I have a new editorial in this month's edition of In These Times about the unfortunate differences between majority opinion in Congress and majority opinion in the country at large. To give folks some sense of what I meant when I say Congress's majority - unlike the majority among the American public - is not antiwar, consider the words of Rep. Maurice Hinchey (D-NY), a member of the Progressive and Out of Iraq caucuses. He told the Hill Newspaper that if the current supplemental goes down, "the alternative will be to pass a clean supplemental" without any antiwar provisions whatsoever. "Then," he said, "you're giving the administration a blank check," which would be a huge step backwards for those of us fighting to end the war. Echoing this sentiment is antiwar Rep. Keith Ellison (D-MN), who correctly writes in a new Minneapolis Star Tribune op-ed that "a no vote on this appropriation bill would be a vote to continue the war indefinitely."

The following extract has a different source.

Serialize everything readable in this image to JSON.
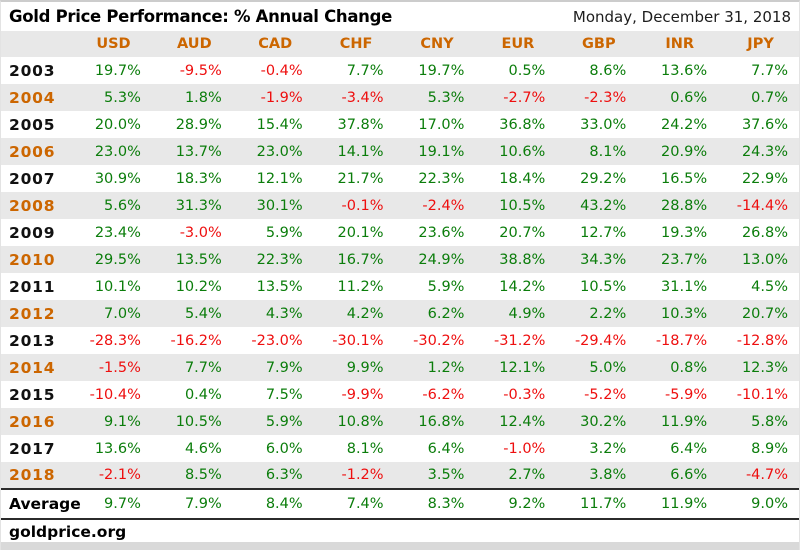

Remember - despite the important House vote last week and Senate vote this week, those Democrats pushing for a so-called "clean" supplemental are already out there making it known that they are ready to undermine the antiwar movement at a moment's notice, should the current supplemental be voted down.
Here are just a few examples of what I mean:
REP. JIM COOPER (D-TN): "My first choice would be a clean supplemental." - Rep. Jim Cooper, 3/9/07
REP. DAN BOREN (D-OK): "I want a clean supplemental spending bill."- Dan Boren, Tulsa World, 3/9/07
REP. CHET EDWARDS (D-TX): "Edwards suggested that if common ground cannot be reached between more cautious Democrats and the Out of Iraq faction, Democrats should simply pass a 'clean' supplemental and seek GOP support. 'Either we come together or we have to have Republican votes with a clean supplemental. There are only two choices,' Edwards said." - Congress Daily, 3/7/07
SEN. MARK PRYOR (D-AR): "Earlier this month, the Senate rejected a similar timetable on the war with Democratic Sens. Ben Nelson of Nebraska and Mark Pryor of Arkansas siding with Republicans against the proposal in a 50-48 vote...Pryor remains reluctant. 'I think if the public timetable remains, Senator Pryor would likely oppose it,' said spokesman Michael Teague." - AP, 3/26/07
This is just a representative sample of what is a widespread sentiment in a not-so-small faction of pro-war Democrats - and it alludes to what I mean about seeing the congressional world as it unfortunately is, rather than as we would like it to be. For the antiwar movement, there are only three avenues for success: 1) Engineering a Senate filibuster of all Iraq spending 2) Successfully converting pro-war, pro-"clean"-supplemental Democrats like these listed here into antiwar Democrats who will hold out for an even stronger antiwar bill or 3) Passing a supplemental with strong antiwar provisions intact and with enough pro-war Democrats willing to vote for it because they feel pressure.
I have heard no one make an argument that option 1 or 2 is even remotely possible (thus, not surprisingly, I haven't heard of anyone or any organization putting together a cohesive strategy to try to do this). Thus, we are left with option 3.
Otherwise, as Hinchey and Ellison correctly say and as pro-war Democrats are out there threatening, we end up with a "clean" supplemental that simply funds the war indefinitely - a horrifying step backward.